I am a fan of the Kur corpus format for simplicity, but I also know that issues can arise with > 100k files in a single directory. To avoid this issue, the "default format" above is a depth-2 folder tree, splitting utterances into 1 directory per case. The file corpus.utterances.jsonl.gz is somewhat self-explanatory:
- one utterance per line as JSON object
- the JSON key '.utterance_dir' gives the directory within audio/ to grab the utterance mp3 from
- the JSON key '.utterance_file' gives the mp3 file name
- in other words you need to go to audio/utterance_dir/utterance_file to grab the audio file for each utterance
- the JSON key '.text' gives the transcript text with minimal formatting changes (mixed upper/lower case, hyphens, etc.)
- you may wish to preprocess this file by adjusting the formatting / characters in each utterance transcript as done for the KUR format export, depending on your speech recognition engine.
- Named (and mostly gendered) speaker labels
- High-quality audio and transcripts
- Punctuation and capitalization
- Public domain data
- Historically significant data
- Some audio contains multiple speakers when the courtroom is rowdy (this may be a disadvantage depending on your ASR goals)
- low diversity in:
- accents
- conversation topics
- conversation styles
- often repeated speakers (the justices)
- some repeated utterances (formal procedure)
- no word-level timestamps
The alignment is very good but not 100% perfect.
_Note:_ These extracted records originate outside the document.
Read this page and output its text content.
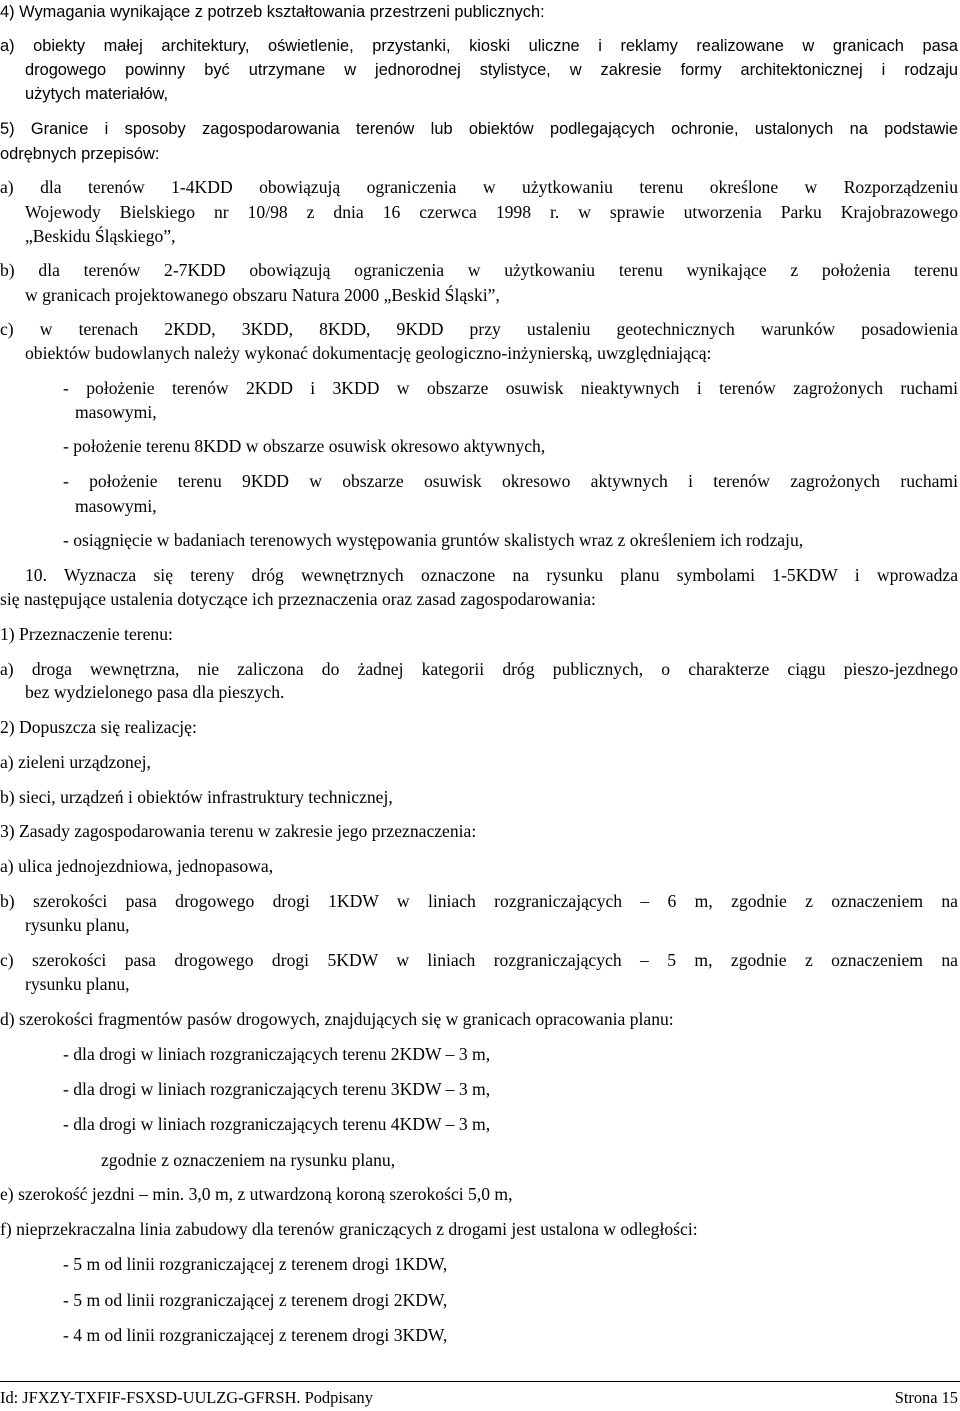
4) Wymagania wynikające z potrzeb kształtowania przestrzeni publicznych:
a) obiekty małej architektury, oświetlenie, przystanki, kioski uliczne i reklamy realizowane w granicach pasa
drogowego powinny być utrzymane w jednorodnej stylistyce, w zakresie formy architektonicznej i rodzaju
użytych materiałów,
5) Granice i sposoby zagospodarowania terenów lub obiektów podlegających ochronie, ustalonych na podstawie
odrębnych przepisów:
a) dla terenów 1-4KDD obowiązują ograniczenia w użytkowaniu terenu określone w Rozporządzeniu
Wojewody Bielskiego nr 10/98 z dnia 16 czerwca 1998 r. w sprawie utworzenia Parku Krajobrazowego
„Beskidu Śląskiego”,
b) dla terenów 2-7KDD obowiązują ograniczenia w użytkowaniu terenu wynikające z położenia terenu
w granicach projektowanego obszaru Natura 2000 „Beskid Śląski”,
c) w terenach 2KDD, 3KDD, 8KDD, 9KDD przy ustaleniu geotechnicznych warunków posadowienia
obiektów budowlanych należy wykonać dokumentację geologiczno-inżynierską, uwzględniającą:
- położenie terenów 2KDD i 3KDD w obszarze osuwisk nieaktywnych i terenów zagrożonych ruchami
masowymi,
- położenie terenu 8KDD w obszarze osuwisk okresowo aktywnych,
- położenie terenu 9KDD w obszarze osuwisk okresowo aktywnych i terenów zagrożonych ruchami
masowymi,
- osiągnięcie w badaniach terenowych występowania gruntów skalistych wraz z określeniem ich rodzaju,
10. Wyznacza się tereny dróg wewnętrznych oznaczone na rysunku planu symbolami 1-5KDW i wprowadza
się następujące ustalenia dotyczące ich przeznaczenia oraz zasad zagospodarowania:
1) Przeznaczenie terenu:
a) droga wewnętrzna, nie zaliczona do żadnej kategorii dróg publicznych, o charakterze ciągu pieszo-jezdnego
bez wydzielonego pasa dla pieszych.
2) Dopuszcza się realizację:
a) zieleni urządzonej,
b) sieci, urządzeń i obiektów infrastruktury technicznej,
3) Zasady zagospodarowania terenu w zakresie jego przeznaczenia:
a) ulica jednojezdniowa, jednopasowa,
b) szerokości pasa drogowego drogi 1KDW w liniach rozgraniczających – 6 m, zgodnie z oznaczeniem na
rysunku planu,
c) szerokości pasa drogowego drogi 5KDW w liniach rozgraniczających – 5 m, zgodnie z oznaczeniem na
rysunku planu,
d) szerokości fragmentów pasów drogowych, znajdujących się w granicach opracowania planu:
- dla drogi w liniach rozgraniczających terenu 2KDW – 3 m,
- dla drogi w liniach rozgraniczających terenu 3KDW – 3 m,
- dla drogi w liniach rozgraniczających terenu 4KDW – 3 m,
zgodnie z oznaczeniem na rysunku planu,
e) szerokość jezdni – min. 3,0 m, z utwardzoną koroną szerokości 5,0 m,
f) nieprzekraczalna linia zabudowy dla terenów graniczących z drogami jest ustalona w odległości:
- 5 m od linii rozgraniczającej z terenem drogi 1KDW,
- 5 m od linii rozgraniczającej z terenem drogi 2KDW,
- 4 m od linii rozgraniczającej z terenem drogi 3KDW,
Id: JFXZY-TXFIF-FSXSD-UULZG-GFRSH. Podpisany	Strona 15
Espeak gives known failure cases. I would like to configure festival and see if it overcomes these failure cases. I've tried AWS Polly as the STT backend and found it to work extremely well with no failure cases yet, however the corpus is 35,652,395 characters which would cost about $140 for Polly STT on the whole thing. Before spending on that I want to do some benchmarks / training / data analysis of the corpus to make sure it's ready.